State-by-State Tenancy Workflow Review
This public review explains which tenancy workflows Leasily supports with guardrails, reminders, records, or manual-review boundaries across Australia.
1.Purpose and limits
This State-by-State Tenancy Workflow Review explains how Leasily treats major Australian residential tenancy workflows at a public level. It is not legal advice and is not a substitute for current state legislation, prescribed forms, regulator guidance, tribunal practice, or advice about your facts.
Leasily may use state rules to show reminders, block higher-risk workflows, calculate timing guardrails, record evidence, or label a step as manual. That does not mean Leasily has completed the legal step for you.
2.Workflow categories
- Automated guardrail: the product checks or blocks a timing/status condition before allowing a workflow to proceed.
- Reminder only: the product can show deadlines, nudges, or statuses, but the user generally needs to complete the legal step.
- Record keeping only: the product stores evidence, references, documents, or notes, but does not perform the legal act.
- Manual or review required: the user should complete the step outside Leasily or seek independent advice before acting.
3.Current state review
- NSW: no-grounds landlord notice workflows are designed to be blocked in self-serve flows; bond, rent increase, entry, breach, condition report, disclosure, and renewal rules may be supported as guardrails or records.
- VIC: no-grounds landlord notice workflows are designed to be blocked in self-serve flows; rent increase timing, prescribed-reason notice periods, entry windows, bond records, and disclosures require careful state review.
- QLD: no-grounds landlord notice workflows are designed to be blocked; QLD-specific rent-increase, bond, breach, entry, minimum standards, and disclosure rules are treated as state-specific guardrails or records.
- WA: some no-grounds notice workflows may be available only where seeded rules permit them; bond, entry, rent increase, condition report, and disclosure records remain landlord-controlled.
- SA: no-grounds notice workflows may be available only where seeded rules permit them; bond deadlines and prescribed disclosures remain landlord-controlled and should be checked against current CBS guidance.
- TAS: no-grounds notice workflows may be available only where seeded rules permit them; condition report, breach, entry, bond, and renewal records require state-specific review.
- ACT: no-grounds landlord notice workflows are designed to be blocked; ACT-specific EER, bond, entry, rent increase, prescribed-reason termination, and disclosure records require careful review.
- NT: trust-account handling for bond money is treated as a manual responsibility; termination, rent increase, breach, and entry rules are state-specific and should be checked before action.
4.Bond workflows
Bond features are generally reminder and record-keeping tools.
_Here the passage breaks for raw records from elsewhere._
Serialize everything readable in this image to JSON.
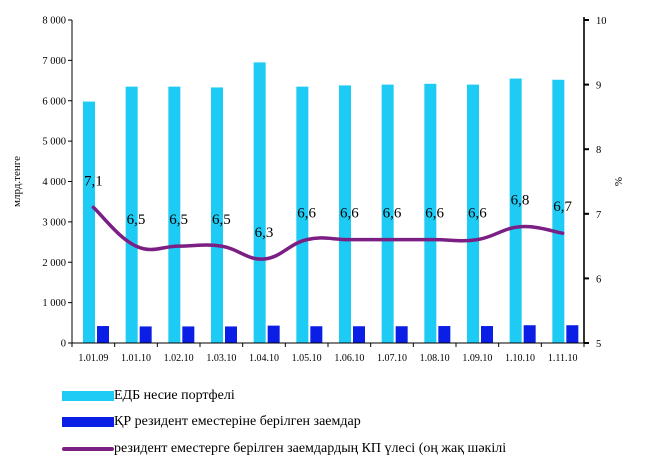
{
  "chart_data": {
    "type": "bar",
    "categories": [
      "1.01.09",
      "1.01.10",
      "1.02.10",
      "1.03.10",
      "1.04.10",
      "1.05.10",
      "1.06.10",
      "1.07.10",
      "1.08.10",
      "1.09.10",
      "1.10.10",
      "1.11.10"
    ],
    "series": [
      {
        "name": "ЕДБ несие портфелі",
        "type": "bar",
        "axis": "left",
        "color": "#1ecbf5",
        "values": [
          5980,
          6350,
          6350,
          6330,
          6950,
          6350,
          6380,
          6400,
          6420,
          6400,
          6550,
          6520
        ]
      },
      {
        "name": "ҚР резидент еместеріне берілген заемдар",
        "type": "bar",
        "axis": "left",
        "color": "#0a1ee6",
        "values": [
          420,
          410,
          410,
          410,
          430,
          415,
          415,
          415,
          420,
          420,
          440,
          440
        ]
      },
      {
        "name": "резидент еместерге берілген заемдардың КП үлесі (оң жақ шәкілі",
        "type": "line",
        "axis": "right",
        "color": "#7b1f85",
        "values": [
          7.1,
          6.5,
          6.5,
          6.5,
          6.3,
          6.6,
          6.6,
          6.6,
          6.6,
          6.6,
          6.8,
          6.7
        ],
        "labels": [
          "7,1",
          "6,5",
          "6,5",
          "6,5",
          "6,3",
          "6,6",
          "6,6",
          "6,6",
          "6,6",
          "6,6",
          "6,8",
          "6,7"
        ]
      }
    ],
    "ylabel": "млрд.тенге",
    "ylabel_right": "%",
    "ylim": [
      0,
      8000
    ],
    "ylim_right": [
      5,
      10
    ],
    "yticks": [
      "0",
      "1 000",
      "2 000",
      "3 000",
      "4 000",
      "5 000",
      "6 000",
      "7 000",
      "8 000"
    ],
    "yticks_right": [
      "5",
      "6",
      "7",
      "8",
      "9",
      "10"
    ],
    "legend_position": "bottom",
    "grid": false
  }
}
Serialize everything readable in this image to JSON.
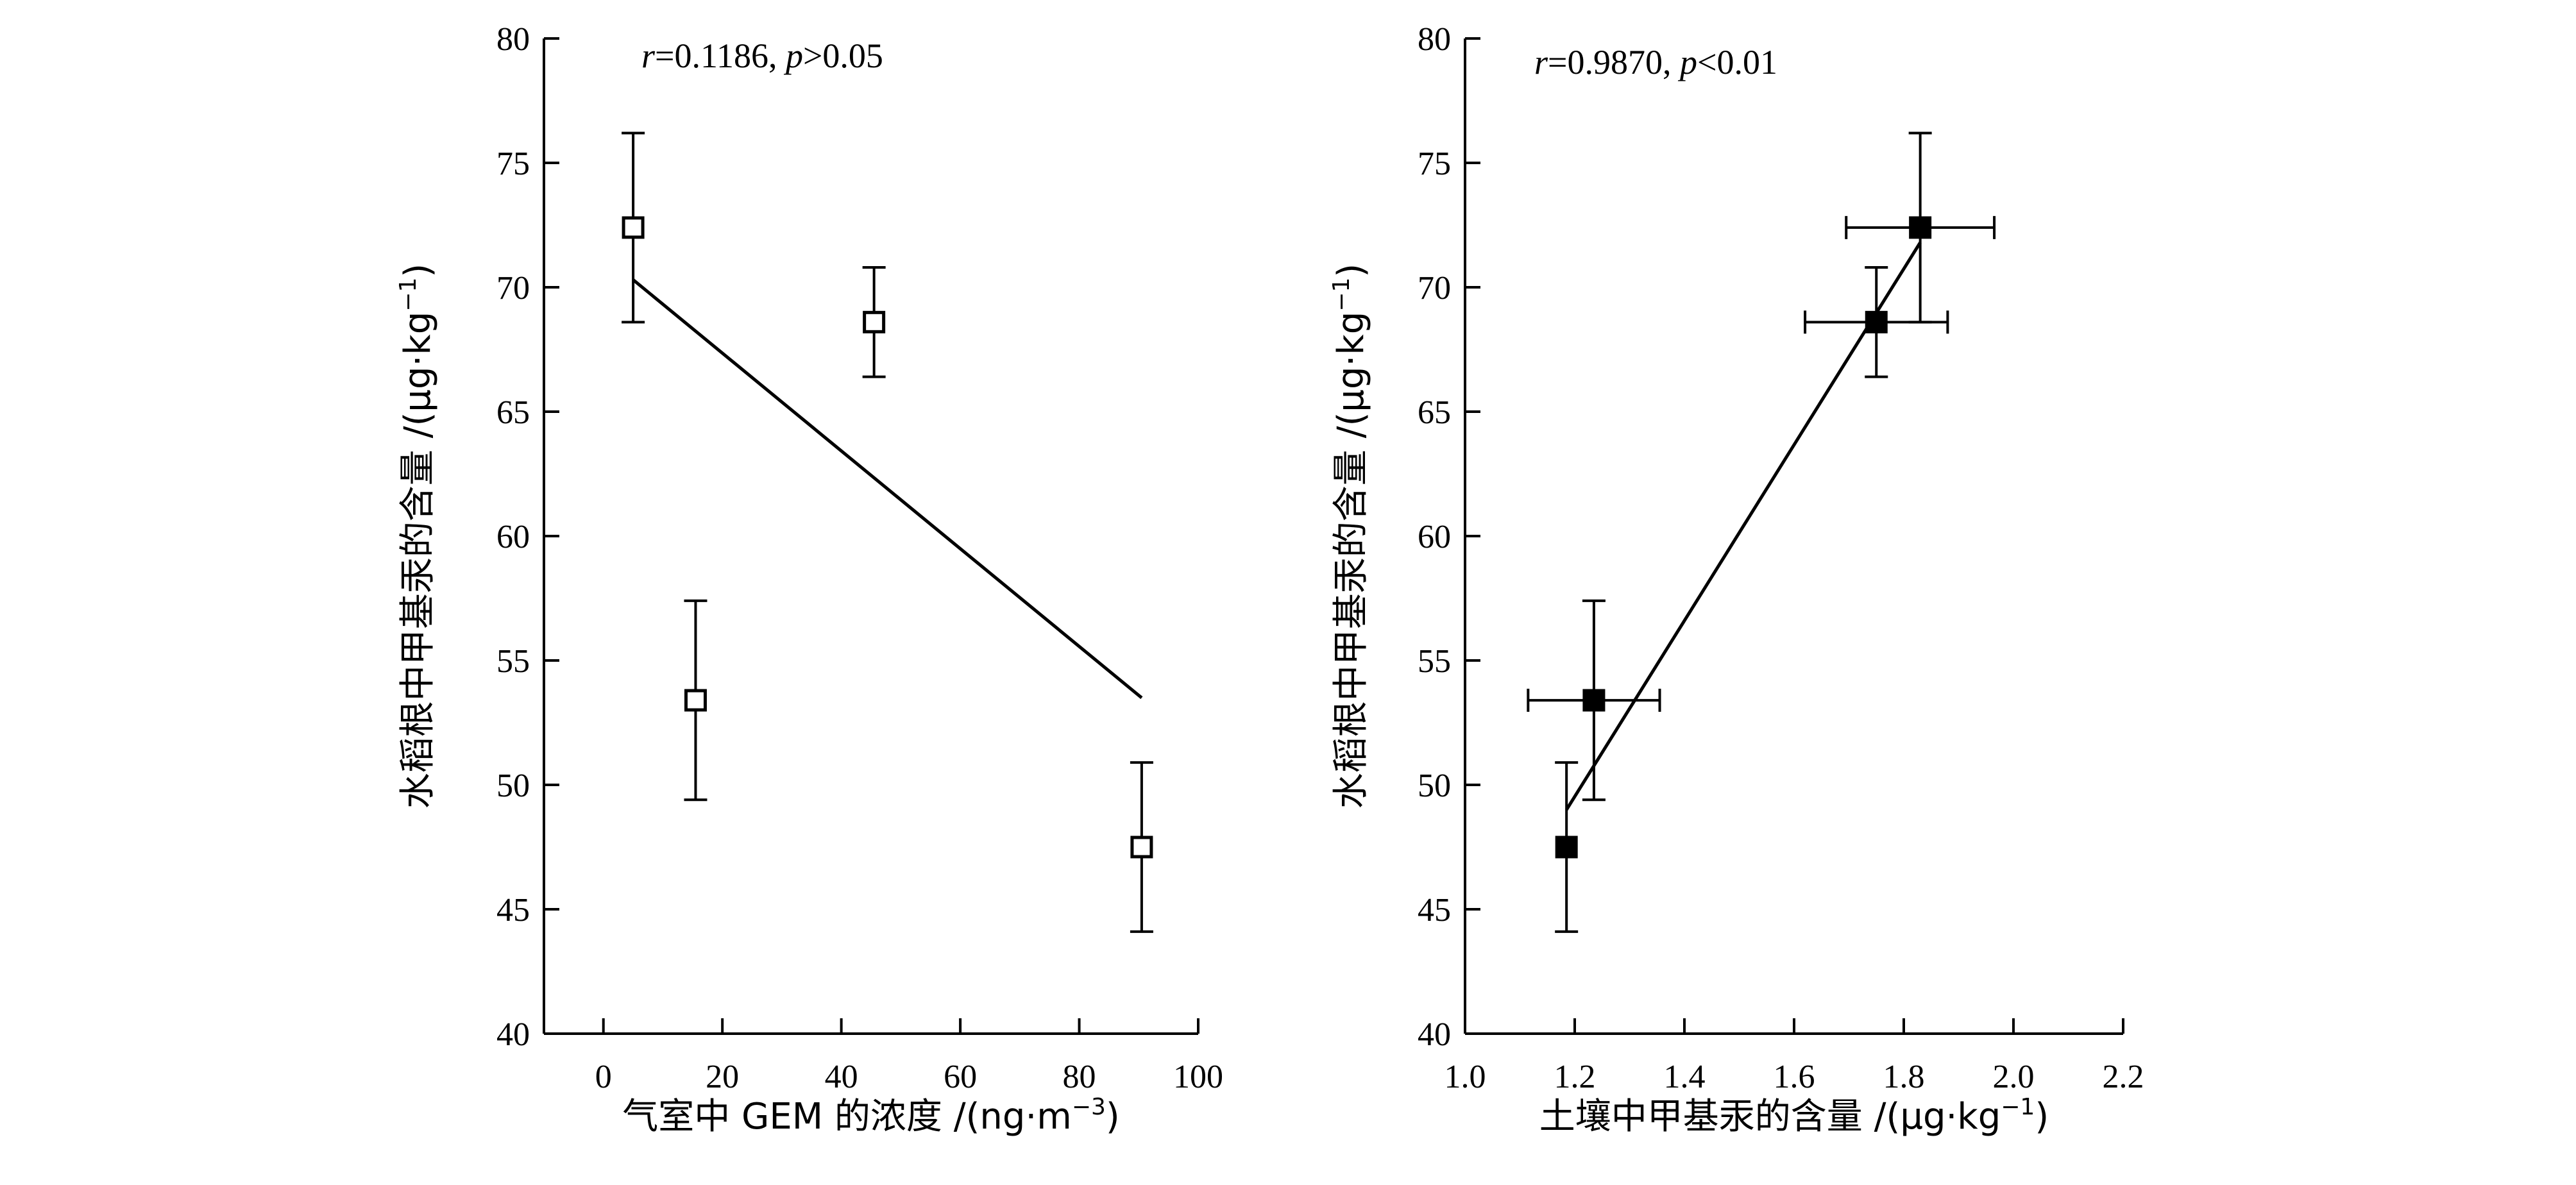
{
  "chart_data": [
    {
      "type": "scatter",
      "xlabel": "气室中 GEM 的浓度 /(ng·m",
      "xlabel_sup": "−3",
      "xlabel_end": ")",
      "ylabel": "水稻根中甲基汞的含量 /(μg·kg",
      "ylabel_sup": "−1",
      "ylabel_end": ")",
      "xlim": [
        -10,
        100
      ],
      "ylim": [
        40,
        80
      ],
      "xticks": [
        0,
        20,
        40,
        60,
        80,
        100
      ],
      "yticks": [
        40,
        45,
        50,
        55,
        60,
        65,
        70,
        75,
        80
      ],
      "xtick_labels": [
        "0",
        "20",
        "40",
        "60",
        "80",
        "100"
      ],
      "ytick_labels": [
        "40",
        "45",
        "50",
        "55",
        "60",
        "65",
        "70",
        "75",
        "80"
      ],
      "marker": "open-square",
      "annotation": {
        "r_symbol": "r",
        "r_value": "=0.1186,",
        "p_symbol": "p",
        "p_value": ">0.05"
      },
      "points": [
        {
          "x": 5,
          "y": 72.4,
          "yerr": 3.8
        },
        {
          "x": 15.5,
          "y": 53.4,
          "yerr": 4.0
        },
        {
          "x": 45.5,
          "y": 68.6,
          "yerr": 2.2
        },
        {
          "x": 90.5,
          "y": 47.5,
          "yerr": 3.4
        }
      ],
      "fit_line": {
        "x": [
          5,
          90.5
        ],
        "y": [
          70.3,
          53.5
        ]
      }
    },
    {
      "type": "scatter",
      "xlabel": "土壤中甲基汞的含量 /(μg·kg",
      "xlabel_sup": "−1",
      "xlabel_end": ")",
      "ylabel": "水稻根中甲基汞的含量 /(μg·kg",
      "ylabel_sup": "−1",
      "ylabel_end": ")",
      "xlim": [
        1.0,
        2.2
      ],
      "ylim": [
        40,
        80
      ],
      "xticks": [
        1.0,
        1.2,
        1.4,
        1.6,
        1.8,
        2.0,
        2.2
      ],
      "yticks": [
        40,
        45,
        50,
        55,
        60,
        65,
        70,
        75,
        80
      ],
      "xtick_labels": [
        "1.0",
        "1.2",
        "1.4",
        "1.6",
        "1.8",
        "2.0",
        "2.2"
      ],
      "ytick_labels": [
        "40",
        "45",
        "50",
        "55",
        "60",
        "65",
        "70",
        "75",
        "80"
      ],
      "marker": "filled-square",
      "annotation": {
        "r_symbol": "r",
        "r_value": "=0.9870,",
        "p_symbol": "p",
        "p_value": "<0.01"
      },
      "points": [
        {
          "x": 1.83,
          "y": 72.4,
          "xerr": 0.135,
          "yerr": 3.8
        },
        {
          "x": 1.75,
          "y": 68.6,
          "xerr": 0.13,
          "yerr": 2.2
        },
        {
          "x": 1.235,
          "y": 53.4,
          "xerr": 0.12,
          "yerr": 4.0
        },
        {
          "x": 1.185,
          "y": 47.5,
          "yerr": 3.4
        }
      ],
      "fit_line": {
        "x": [
          1.185,
          1.83
        ],
        "y": [
          49.0,
          71.8
        ]
      }
    }
  ]
}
Leasily can record payment status, authority state, lodgement evidence, proof references, refund status, and dispute evidence. Unless a product screen expressly says otherwise, landlords remain responsible for collecting, holding, lodging, refunding, and disputing bond money under the relevant state or territory law.
5.Rent increases and rent schedules
Leasily can apply state-specific timing guardrails for rent increase workflows and update future rent schedule records where a supported notice becomes effective. Users remain responsible for checking whether rent can be increased, whether prescribed wording or forms are required, and whether service has been validly completed.
6.Breach, termination, and entry notices
Breach, termination, and entry workflows are legally sensitive. Leasily may block unsupported no-grounds or breach-based termination workflows, enforce minimum timing, require reasons, or keep audit records. Users remain responsible for the facts, prescribed form, service method, evidence, follow-up, and tribunal process.
7.Disclosures, condition reports, and renewals
Leasily may collect state-specific disclosure inputs, condition report timing information, renewal reminders, and related records. These are support tools. Landlords must check current state requirements and provide any prescribed documents, information statements, by-laws, safety disclosures, or government forms required outside the product if not expressly supported.
8.Rule currency
Tenancy laws change frequently. Leasily aims to keep product rules and public notices aligned with current product behaviour, but users should verify high-consequence decisions against official state or territory sources before acting.